A Case for Compressing Traces with BDDs [abstract] (IEEE Xplore, PDF, Google Tech Talk)
Graham D. Price and Manish Vachharajani
IEEE Computer Architecture Letters (CAL), Volume 5, Number 2, December 2006.
Instruction-level traces are widely used for program and hardware
analysis. However, program traces for just a few seconds of execution
are enormous, up to several terabytes in size, uncompressed.

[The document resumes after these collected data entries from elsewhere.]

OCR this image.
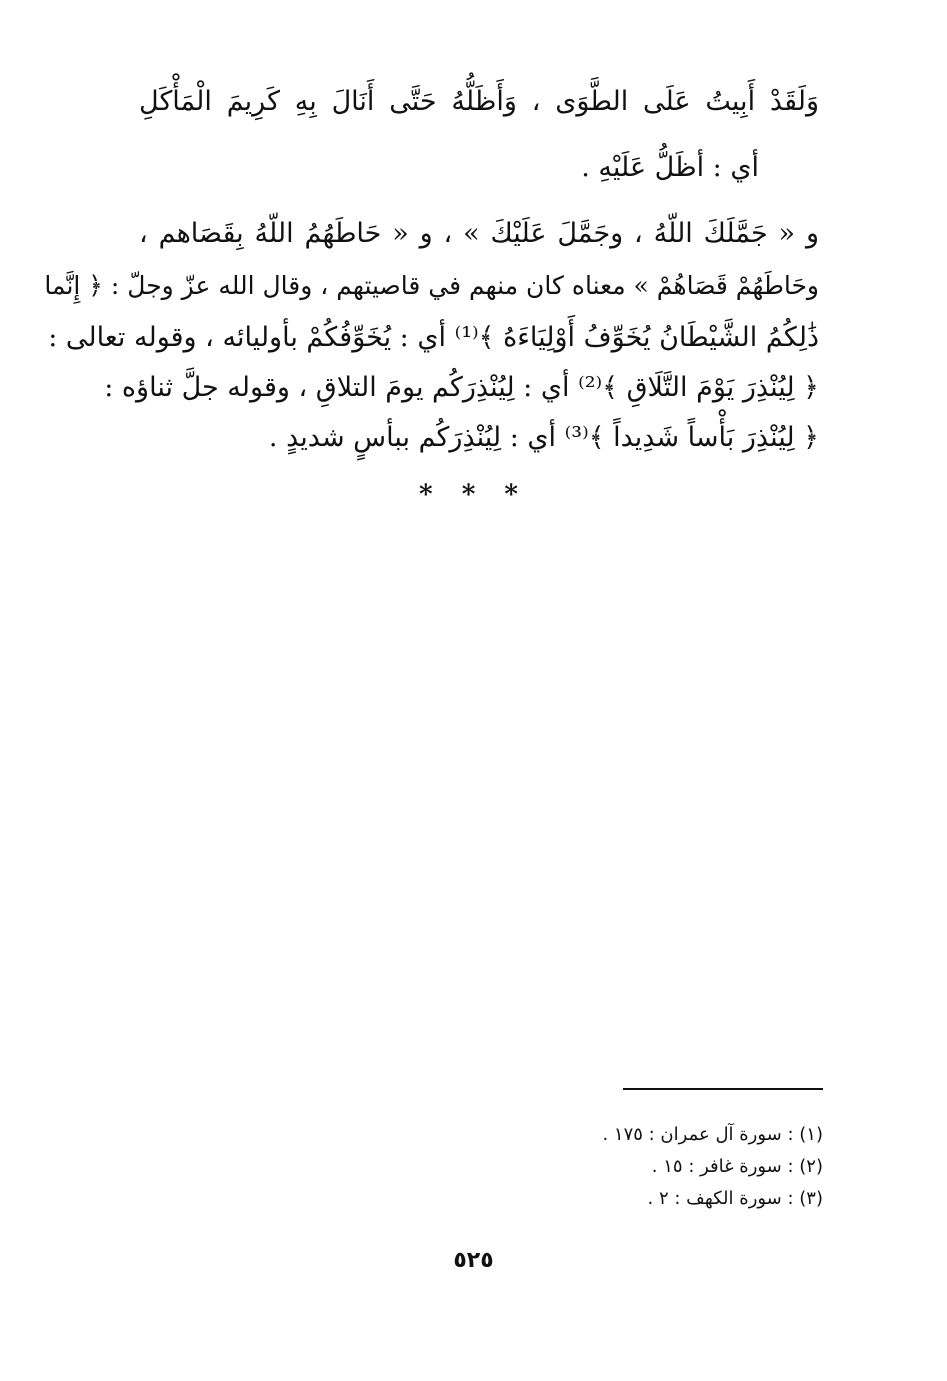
وَلَقَدْ أَبِيتُ عَلَى الطَّوَى ، وَأَظَلُّهُ حَتَّى أَنَالَ بِهِ كَرِيمَ الْمَأْكَلِ
أي : أظَلُّ عَلَيْهِ .
و « جَمَّلَكَ اللّهُ ، وجَمَّلَ عَلَيْكَ » ، و « حَاطَهُمُ اللّهُ بِقَصَاهم ،
وحَاطَهُمْ قَصَاهُمْ » معناه كان منهم في قاصيتهم ، وقال الله عزّ وجلّ : ﴿ إِنَّما
ذَٰلِكُمُ الشَّيْطَانُ يُخَوِّفُ أَوْلِيَاءَهُ ﴾⁽¹⁾ أي : يُخَوِّفُكُمْ بأوليائه ، وقوله تعالى :
﴿ لِيُنْذِرَ يَوْمَ التَّلَاقِ ﴾⁽²⁾ أي : لِيُنْذِرَكُم يومَ التلاقِ ، وقوله جلَّ ثناؤه :
﴿ لِيُنْذِرَ بَأْساً شَدِيداً ﴾⁽³⁾ أي : لِيُنْذِرَكُم ببأسٍ شديدٍ .
* * *
(١) : سورة آل عمران : ١٧٥ .
(٢) : سورة غافر : ١٥ .
(٣) : سورة الكهف : ٢ .
٥٢٥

Specialized compression can shrink traces to a few gigabytes, but
trace analyzers typically stream the the decompressed trace
through the analysis engine. Thus, the complexity of analysis depends
on the decompressed trace size (even though the decompressed trace is
never stored to disk). This makes many global or interactive analyses
infeasible.
This paper presents a method to compress program traces using
binary decision diagrams (BDDs). BDDs intrinsically support
operations common to many desirable program analyses and these
analyses operate directly on the BDD. Thus, they are often polynomial
in the size of the compressed representation. The paper
presents mechanisms to represent a variety of trace data using BDDs
and shows that BDDs can store, in 1 GB of RAM, the entire
data-dependence graph of traces with over 1 billion instructions.
This allows rapid computation of global analyses such as
heap-object liveness and dynamic slicing.